And one of your first discoveries is
that the books of the travelers are mostly wrong. What to them was
perhaps a paradise of plant or animal life is to you, moving with your
vast impedimenta, a veritable purgatory. You soon come to agree with
Scripture that all men are liars, and from this rule you do not even
except the missionaries who write with their heads in the clouds; nor do
you except the writers of intelligence books compiled in Whitehall from
the hunting tales of the travelers or the fairy-tales of the
missionaries, and marked "very secret." But these secrets are like most
secrets of the African continent, very disconcerting to the simple,
trustful soul.
[Sidenote: The silence of the forest is broken by the tramp of armed
men.]
[Sidenote: Horses virtually unknown.]
These campaigning experiences were unique.

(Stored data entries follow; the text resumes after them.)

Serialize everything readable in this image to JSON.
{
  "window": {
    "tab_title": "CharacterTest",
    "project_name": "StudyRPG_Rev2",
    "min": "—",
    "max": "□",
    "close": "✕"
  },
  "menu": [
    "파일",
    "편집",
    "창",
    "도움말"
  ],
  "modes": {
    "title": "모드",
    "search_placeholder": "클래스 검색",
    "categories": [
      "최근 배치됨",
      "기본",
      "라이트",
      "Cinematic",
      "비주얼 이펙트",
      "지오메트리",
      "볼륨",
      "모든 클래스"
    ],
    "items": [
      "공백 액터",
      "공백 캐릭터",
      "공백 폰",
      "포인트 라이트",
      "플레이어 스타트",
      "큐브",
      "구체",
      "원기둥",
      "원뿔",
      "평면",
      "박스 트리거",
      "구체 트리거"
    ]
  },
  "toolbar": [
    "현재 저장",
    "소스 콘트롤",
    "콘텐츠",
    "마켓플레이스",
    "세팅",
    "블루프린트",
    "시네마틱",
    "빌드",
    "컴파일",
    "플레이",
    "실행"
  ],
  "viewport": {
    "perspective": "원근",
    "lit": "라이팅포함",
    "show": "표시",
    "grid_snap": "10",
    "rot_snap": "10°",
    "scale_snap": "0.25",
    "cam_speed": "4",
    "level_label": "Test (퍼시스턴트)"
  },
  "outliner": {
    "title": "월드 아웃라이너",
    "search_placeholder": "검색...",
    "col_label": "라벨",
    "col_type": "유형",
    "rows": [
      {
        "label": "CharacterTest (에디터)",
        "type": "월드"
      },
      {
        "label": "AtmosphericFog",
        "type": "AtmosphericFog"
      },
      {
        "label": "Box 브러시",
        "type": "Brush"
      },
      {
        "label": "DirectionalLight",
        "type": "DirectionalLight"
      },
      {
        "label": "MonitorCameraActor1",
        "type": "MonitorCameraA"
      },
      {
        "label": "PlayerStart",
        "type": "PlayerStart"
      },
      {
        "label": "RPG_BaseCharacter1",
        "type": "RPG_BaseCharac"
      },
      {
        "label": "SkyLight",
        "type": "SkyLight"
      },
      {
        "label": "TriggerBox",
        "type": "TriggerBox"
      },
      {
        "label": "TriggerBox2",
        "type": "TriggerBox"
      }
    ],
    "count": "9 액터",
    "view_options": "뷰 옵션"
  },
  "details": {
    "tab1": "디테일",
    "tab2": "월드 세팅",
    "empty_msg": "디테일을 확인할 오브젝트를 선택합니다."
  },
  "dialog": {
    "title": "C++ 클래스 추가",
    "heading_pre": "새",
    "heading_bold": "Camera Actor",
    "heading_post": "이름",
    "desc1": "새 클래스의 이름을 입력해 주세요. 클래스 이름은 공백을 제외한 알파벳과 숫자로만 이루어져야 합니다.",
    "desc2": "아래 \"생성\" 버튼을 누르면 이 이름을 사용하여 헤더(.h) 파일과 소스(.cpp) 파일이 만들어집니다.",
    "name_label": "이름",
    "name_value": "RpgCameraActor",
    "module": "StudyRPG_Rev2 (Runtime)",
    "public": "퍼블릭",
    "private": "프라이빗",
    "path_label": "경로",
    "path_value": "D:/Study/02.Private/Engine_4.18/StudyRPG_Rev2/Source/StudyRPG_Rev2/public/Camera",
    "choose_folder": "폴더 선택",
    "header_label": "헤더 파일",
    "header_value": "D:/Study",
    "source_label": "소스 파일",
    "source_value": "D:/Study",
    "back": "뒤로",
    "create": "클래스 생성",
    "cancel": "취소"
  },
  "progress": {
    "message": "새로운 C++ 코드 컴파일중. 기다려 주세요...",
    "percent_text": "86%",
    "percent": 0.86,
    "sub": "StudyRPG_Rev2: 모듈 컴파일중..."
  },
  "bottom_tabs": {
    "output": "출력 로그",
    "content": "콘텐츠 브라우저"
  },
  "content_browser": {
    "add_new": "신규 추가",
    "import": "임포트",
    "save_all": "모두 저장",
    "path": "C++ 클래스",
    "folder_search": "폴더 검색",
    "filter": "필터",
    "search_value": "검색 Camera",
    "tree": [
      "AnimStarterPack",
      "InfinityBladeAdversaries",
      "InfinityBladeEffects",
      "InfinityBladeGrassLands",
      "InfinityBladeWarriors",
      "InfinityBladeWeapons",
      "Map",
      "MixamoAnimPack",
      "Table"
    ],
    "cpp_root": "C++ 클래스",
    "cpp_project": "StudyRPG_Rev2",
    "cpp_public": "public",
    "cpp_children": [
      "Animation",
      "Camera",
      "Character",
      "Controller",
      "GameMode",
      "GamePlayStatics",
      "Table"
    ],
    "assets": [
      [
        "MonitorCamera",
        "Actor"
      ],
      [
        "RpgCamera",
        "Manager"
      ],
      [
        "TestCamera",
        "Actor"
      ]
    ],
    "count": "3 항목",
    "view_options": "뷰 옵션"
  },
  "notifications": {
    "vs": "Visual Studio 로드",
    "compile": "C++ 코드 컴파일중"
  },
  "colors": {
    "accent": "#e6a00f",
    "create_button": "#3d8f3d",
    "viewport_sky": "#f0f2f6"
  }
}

Probably never before in the
history of the world had such things been seen: the stillness, the
brooding silence of the vast primeval forest where no, or few, white men
have ever been before, and the only path is the track of the elephant;
the silence of the forest, stretching for hundreds of miles in all
directions, broken by the tramp of tens of thousands of armed men,
followed by the guns and heavy transport of a modern army, with its
hundreds of motor-lorries, its miles of wagons, its vast concourse of
black porters; while overhead the aeroplane, or, as the natives call it,
the "bird," more dreaded and more feared than even the crocodile in the
river, passes on swiftly with its bombs for the foe retreating ahead.